Mamdouh Ismail (ممدوح إسماعيل) is an Egyptian defence attorney and a former member of "the Jihad group" (later called Egyptian Islamic Jihad), who since the 1980s has represented various Egyptians accused of terrorism offences in Egypt. He was arrested himself on 29 March 2007 and is now accused of complicity in an "Egyptian project" of al-Qaeda, taking his orders from Ayman al-Zawahiri via Muhammad Khalil al-Hukaymah (al-Qaeda propaganda chief) and Hani al-Sibai (publicist for Egyptian Islamic Jihad). All three—Ismail, al-Sibai, and al-Hukaymah—deny that charge. Ismail is also charged with incitement. As of late 2011, he was a member of the Authenticity Party.

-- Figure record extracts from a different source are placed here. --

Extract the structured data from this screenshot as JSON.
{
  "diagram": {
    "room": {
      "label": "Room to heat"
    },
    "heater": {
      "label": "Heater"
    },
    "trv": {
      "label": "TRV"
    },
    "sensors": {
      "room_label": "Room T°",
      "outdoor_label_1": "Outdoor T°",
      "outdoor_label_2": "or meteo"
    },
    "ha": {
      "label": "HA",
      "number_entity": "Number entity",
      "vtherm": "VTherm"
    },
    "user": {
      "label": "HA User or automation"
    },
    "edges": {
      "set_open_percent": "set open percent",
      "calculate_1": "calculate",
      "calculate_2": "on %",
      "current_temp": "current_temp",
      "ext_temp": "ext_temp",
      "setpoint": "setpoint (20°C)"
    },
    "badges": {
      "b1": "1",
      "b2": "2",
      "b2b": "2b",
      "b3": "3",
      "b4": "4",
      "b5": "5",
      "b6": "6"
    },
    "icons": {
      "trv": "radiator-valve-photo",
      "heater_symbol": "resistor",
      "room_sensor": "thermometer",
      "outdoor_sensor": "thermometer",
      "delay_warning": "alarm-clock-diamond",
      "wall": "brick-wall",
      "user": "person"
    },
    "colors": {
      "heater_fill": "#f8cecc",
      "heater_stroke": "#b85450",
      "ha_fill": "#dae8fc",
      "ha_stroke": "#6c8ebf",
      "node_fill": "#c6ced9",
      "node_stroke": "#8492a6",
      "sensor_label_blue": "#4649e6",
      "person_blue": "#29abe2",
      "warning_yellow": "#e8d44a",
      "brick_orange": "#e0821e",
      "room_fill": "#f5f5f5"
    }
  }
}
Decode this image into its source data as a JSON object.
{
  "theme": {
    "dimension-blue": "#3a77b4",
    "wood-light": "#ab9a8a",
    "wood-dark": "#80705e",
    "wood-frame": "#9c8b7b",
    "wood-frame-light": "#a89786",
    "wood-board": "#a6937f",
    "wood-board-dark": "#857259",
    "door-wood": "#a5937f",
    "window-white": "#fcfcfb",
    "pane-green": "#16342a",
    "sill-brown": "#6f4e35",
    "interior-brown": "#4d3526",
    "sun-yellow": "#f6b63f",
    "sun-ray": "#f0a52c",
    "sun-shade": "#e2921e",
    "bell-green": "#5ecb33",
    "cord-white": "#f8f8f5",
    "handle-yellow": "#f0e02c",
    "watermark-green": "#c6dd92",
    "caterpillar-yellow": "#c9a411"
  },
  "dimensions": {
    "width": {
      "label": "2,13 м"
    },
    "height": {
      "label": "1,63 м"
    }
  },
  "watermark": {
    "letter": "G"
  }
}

When Abu Musab al-Zarqawi was killed in June 2006 and replaced by someone with the previously unknown pseudonym Abu Hamza al-Muhajir, the American military soon identified the latter as Abu Ayyub al-Masri. It was Mamdouh Ismail who then started the false rumour that Abu Ayyub was already in prison in Egypt.

Ismael has publicly objected to a reconciliation between Cairo and Egyptian Islamic Jihad. In 1999 he was refused permission to establish an Islamist political party (called Hizb ash-Shari'a) with the help of fellow lawyer Muntasir al-Zayyat. Those two worked alongside Hani al-Sibai as well, before the latter took refuge in the UK.

Ismael was one of the hundreds who were rounded up following the assassination of Anwar al-Sadat in 1981; he served three years. The arrest in 2007 is his first since that time.